Tyler W. Gamble ’14 said that his illness lasted about two to three days, during which he exhibited common symptoms of the stomach flu. Many of his blockmates and entrywaymates have also come down with the illness or are still sick, but he said he does not know how they all contracted the virus.
“We all live in the same tower,” he said. “We eat in the same place; it could have been food. It was just a bunch of people who live in the same area and use the same common spaces.”
According to information released on the University Health Services’ website, shared common spaces can be contaminated easily, and students who live in dorms are at a higher risk of contracting the virus.
During his illness, Gamble said he knew he was contagious and took precautions.
“I mostly slept in my room and tried not to infect other people,” he said.

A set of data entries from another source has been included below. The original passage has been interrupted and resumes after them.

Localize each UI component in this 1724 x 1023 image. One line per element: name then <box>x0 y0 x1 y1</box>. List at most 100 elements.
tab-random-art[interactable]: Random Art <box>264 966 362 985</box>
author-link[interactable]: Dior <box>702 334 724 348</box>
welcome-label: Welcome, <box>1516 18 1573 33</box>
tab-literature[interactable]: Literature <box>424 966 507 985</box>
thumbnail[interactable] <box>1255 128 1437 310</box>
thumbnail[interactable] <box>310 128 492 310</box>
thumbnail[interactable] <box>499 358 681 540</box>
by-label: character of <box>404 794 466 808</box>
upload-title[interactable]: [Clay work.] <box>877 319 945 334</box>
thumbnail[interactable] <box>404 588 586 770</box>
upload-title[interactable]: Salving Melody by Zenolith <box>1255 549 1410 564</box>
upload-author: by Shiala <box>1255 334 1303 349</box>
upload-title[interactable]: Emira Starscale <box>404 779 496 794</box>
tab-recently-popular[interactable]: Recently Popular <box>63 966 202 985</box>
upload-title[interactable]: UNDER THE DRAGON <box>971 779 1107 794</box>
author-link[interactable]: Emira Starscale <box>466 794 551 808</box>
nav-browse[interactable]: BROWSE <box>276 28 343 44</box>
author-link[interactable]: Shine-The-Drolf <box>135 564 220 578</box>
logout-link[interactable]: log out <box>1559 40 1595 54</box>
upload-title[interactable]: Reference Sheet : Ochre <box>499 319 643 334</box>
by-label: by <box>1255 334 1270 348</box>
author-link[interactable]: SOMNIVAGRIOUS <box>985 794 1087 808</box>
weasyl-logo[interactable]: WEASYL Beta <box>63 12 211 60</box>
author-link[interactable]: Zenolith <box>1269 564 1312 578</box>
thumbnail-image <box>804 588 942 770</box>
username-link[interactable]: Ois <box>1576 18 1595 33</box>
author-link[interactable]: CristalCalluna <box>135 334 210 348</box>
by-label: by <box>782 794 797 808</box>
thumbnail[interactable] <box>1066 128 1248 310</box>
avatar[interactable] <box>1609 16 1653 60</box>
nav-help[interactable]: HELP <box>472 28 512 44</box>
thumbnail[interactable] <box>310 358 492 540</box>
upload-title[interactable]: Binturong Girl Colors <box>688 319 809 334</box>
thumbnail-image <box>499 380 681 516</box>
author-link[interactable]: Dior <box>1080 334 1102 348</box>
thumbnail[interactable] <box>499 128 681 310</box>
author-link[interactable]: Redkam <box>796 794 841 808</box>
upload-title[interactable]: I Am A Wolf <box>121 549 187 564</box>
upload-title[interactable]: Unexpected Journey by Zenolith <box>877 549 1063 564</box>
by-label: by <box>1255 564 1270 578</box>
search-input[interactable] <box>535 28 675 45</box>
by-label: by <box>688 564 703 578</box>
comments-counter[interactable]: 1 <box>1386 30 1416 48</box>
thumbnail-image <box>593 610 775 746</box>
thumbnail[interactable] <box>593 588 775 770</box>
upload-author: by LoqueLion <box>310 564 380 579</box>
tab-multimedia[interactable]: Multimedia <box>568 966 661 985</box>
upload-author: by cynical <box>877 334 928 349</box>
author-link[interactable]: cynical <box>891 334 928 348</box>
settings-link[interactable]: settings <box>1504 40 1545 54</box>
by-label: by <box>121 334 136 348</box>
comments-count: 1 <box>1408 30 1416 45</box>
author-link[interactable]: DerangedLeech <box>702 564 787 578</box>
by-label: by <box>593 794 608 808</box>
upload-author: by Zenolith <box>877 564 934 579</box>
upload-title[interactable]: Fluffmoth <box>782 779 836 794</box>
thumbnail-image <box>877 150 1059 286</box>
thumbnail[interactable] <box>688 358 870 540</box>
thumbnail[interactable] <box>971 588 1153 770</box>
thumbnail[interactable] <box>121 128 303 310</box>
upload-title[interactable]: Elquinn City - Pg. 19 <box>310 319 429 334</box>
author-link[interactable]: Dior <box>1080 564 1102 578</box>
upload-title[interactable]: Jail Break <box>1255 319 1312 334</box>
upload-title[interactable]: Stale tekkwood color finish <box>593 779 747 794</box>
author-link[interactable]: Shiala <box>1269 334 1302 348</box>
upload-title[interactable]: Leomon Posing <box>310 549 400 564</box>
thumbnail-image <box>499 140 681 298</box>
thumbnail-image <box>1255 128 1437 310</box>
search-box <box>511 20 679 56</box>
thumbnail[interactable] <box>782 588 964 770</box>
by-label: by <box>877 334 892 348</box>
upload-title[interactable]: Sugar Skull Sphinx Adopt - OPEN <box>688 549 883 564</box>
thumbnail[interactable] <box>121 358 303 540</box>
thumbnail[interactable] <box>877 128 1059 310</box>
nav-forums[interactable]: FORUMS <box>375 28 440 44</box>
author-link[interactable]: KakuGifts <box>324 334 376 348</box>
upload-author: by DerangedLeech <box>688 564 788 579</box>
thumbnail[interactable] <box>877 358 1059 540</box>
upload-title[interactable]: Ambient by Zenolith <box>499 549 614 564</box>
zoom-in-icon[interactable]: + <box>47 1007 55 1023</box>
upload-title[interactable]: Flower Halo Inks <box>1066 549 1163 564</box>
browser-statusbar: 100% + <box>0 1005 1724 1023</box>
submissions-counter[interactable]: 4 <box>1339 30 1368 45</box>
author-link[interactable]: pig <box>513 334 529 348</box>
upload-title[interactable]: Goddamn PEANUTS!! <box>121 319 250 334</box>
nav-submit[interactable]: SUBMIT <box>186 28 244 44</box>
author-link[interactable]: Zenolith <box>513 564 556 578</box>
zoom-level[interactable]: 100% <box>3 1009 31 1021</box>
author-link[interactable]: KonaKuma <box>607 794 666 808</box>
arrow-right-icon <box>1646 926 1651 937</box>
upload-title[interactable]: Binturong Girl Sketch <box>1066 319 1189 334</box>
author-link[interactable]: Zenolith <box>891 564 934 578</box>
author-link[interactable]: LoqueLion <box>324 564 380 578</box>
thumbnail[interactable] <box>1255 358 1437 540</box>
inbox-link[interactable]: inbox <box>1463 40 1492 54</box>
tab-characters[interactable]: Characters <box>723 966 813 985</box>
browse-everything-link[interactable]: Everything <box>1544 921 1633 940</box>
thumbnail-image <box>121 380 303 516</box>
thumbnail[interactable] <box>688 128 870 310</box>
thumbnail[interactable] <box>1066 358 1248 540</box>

Currier House Resident Dean Laura K. Johnson notified Currier residents of the outbreak on Monday, before the administration’s campus-wide announcement. The email told residents that the House would help excuse sick students from classes, and advised everyone to wash their hands with soap and water rather than using hand sanitizer, especially before eating.
According to the informational pamphlet that UHS distributed, there is no direct treatment—such as a vaccine or drug—for norovirus, but those who are affected should drink fluids to prevent dehydration.